1 Oncodesign, Dijon, France - 2 Centre Georges François Leclerc, Dijon, France - 3 Centre Léon Bérard, Lyon, France - 4 Cancer Research Center of Lyon, France

Immunotherapy is one of the most exiting recent breakthroughs in the field of cancer treatment. Different approaches are developed such as cancer vaccines, adoptive cellular immunotherapy or immune checkpoint blockade, and a number have been regulatory approved or are currently investigated in clinic.

Effective immunity against cancer involves complex interaction between the tumor, the host and the environment. The assessment of cancer immunotherapy requires the use of appropriate preclinical animal models that sufficiently reflect the physiological situation in humans and that must be chosen carefully to address a specific scientific question.
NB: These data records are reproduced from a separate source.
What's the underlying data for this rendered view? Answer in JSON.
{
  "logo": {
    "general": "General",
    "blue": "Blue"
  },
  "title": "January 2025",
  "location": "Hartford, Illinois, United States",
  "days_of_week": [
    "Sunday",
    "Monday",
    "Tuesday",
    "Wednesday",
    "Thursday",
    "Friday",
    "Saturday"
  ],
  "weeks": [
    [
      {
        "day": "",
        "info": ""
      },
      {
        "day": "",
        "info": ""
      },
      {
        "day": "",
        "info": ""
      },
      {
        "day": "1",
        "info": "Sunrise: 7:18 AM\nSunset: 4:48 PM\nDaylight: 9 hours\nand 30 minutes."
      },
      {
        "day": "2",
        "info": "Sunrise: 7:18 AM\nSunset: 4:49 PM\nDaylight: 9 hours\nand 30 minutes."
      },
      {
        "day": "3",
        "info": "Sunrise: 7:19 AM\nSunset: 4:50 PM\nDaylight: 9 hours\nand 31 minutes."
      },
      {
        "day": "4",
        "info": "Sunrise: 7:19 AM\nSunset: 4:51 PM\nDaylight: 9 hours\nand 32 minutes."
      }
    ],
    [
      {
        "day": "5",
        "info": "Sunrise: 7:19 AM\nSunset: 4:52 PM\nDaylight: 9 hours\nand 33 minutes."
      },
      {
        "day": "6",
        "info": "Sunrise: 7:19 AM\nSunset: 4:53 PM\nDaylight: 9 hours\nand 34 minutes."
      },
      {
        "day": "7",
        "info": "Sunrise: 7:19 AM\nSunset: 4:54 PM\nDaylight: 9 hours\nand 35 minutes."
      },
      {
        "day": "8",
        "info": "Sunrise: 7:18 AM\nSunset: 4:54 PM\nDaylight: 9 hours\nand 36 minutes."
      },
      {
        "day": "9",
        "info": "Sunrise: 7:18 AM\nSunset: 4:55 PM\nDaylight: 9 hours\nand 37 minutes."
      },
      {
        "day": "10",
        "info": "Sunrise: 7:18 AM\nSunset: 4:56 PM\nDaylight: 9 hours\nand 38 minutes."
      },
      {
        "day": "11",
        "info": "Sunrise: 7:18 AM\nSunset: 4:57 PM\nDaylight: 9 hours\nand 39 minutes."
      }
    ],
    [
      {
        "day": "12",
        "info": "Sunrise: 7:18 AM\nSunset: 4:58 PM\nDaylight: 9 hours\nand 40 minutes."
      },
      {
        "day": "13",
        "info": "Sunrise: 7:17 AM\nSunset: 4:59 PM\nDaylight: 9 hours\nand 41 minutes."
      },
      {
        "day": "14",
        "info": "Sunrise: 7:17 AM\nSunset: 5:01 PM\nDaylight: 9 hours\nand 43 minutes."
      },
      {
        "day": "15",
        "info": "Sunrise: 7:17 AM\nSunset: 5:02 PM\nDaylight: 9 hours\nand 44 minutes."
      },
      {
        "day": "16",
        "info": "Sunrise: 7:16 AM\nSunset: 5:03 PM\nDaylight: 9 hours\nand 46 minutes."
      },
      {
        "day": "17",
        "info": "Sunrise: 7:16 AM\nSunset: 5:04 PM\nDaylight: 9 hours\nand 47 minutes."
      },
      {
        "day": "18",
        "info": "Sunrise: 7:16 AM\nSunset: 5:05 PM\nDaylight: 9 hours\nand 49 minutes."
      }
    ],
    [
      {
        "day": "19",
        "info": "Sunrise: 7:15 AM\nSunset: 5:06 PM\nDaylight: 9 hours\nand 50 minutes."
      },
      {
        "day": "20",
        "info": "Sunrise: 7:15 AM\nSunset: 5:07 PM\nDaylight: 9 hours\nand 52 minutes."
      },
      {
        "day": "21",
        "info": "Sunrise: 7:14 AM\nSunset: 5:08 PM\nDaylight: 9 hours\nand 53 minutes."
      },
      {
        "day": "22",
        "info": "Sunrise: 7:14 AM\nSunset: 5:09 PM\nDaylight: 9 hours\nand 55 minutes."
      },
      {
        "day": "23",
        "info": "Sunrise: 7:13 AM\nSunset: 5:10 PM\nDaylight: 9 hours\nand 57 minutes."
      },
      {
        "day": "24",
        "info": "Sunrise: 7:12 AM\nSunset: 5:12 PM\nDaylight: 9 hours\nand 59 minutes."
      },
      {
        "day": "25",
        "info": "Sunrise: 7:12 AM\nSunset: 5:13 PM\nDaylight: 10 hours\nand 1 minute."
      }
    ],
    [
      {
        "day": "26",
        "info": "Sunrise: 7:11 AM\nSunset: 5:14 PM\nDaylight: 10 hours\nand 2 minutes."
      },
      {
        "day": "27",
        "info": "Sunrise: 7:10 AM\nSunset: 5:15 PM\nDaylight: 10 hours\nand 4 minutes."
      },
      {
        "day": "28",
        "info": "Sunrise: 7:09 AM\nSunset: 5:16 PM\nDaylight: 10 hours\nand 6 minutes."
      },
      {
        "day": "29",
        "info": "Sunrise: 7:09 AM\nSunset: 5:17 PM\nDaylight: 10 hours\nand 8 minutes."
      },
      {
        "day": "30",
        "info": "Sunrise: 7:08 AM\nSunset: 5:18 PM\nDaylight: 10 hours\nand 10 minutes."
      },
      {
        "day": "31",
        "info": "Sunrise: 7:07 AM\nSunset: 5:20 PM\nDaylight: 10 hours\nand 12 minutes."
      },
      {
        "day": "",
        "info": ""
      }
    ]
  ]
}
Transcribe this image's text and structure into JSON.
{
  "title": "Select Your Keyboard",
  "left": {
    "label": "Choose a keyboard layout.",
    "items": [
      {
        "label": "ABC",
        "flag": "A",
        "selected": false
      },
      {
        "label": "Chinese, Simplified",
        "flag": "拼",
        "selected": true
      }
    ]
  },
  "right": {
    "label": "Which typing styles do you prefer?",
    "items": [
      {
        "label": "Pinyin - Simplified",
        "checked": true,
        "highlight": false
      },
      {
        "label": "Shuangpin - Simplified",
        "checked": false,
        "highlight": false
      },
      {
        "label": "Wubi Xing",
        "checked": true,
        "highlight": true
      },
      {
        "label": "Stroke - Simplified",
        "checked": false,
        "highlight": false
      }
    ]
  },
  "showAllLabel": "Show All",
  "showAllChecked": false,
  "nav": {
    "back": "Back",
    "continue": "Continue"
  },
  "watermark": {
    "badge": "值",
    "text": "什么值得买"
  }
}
Patient-derived xenograft (PDX) models have been developed from different tumor types and are used for the pre-clinical drug evaluation and for the predictive results of clinical outcomes because they conserve original tumor characteristics such as heterogeneity and molecular diversity. Nevertheless, they have limited utility for therapies that target the human immune system. This limitation has been partially overcome by the development of humanized mice meaning co-transplantation of human tumor and human immune or hematopoietic progenitor cells.

Humanized models were then used for in vivo evaluation of immunomodulatory agents with mice xenografted with cell lines or patient-derived xenografts. Therapeutic efficiency was assessed by following mice survival and tumor growth. The impact of therapeutics on tumors and immune cells was also assessed by flow cytometry and immunohistochemistry analyses.

We developed a large panel of humanized models that are available for the investigation of the mechanism of action of novel immuno-oncology therapies. Nevertheless challenges are still remaining, for the development of immune checkpoint-based therapy, in particular, to identify and validate predictive models and biomarkers.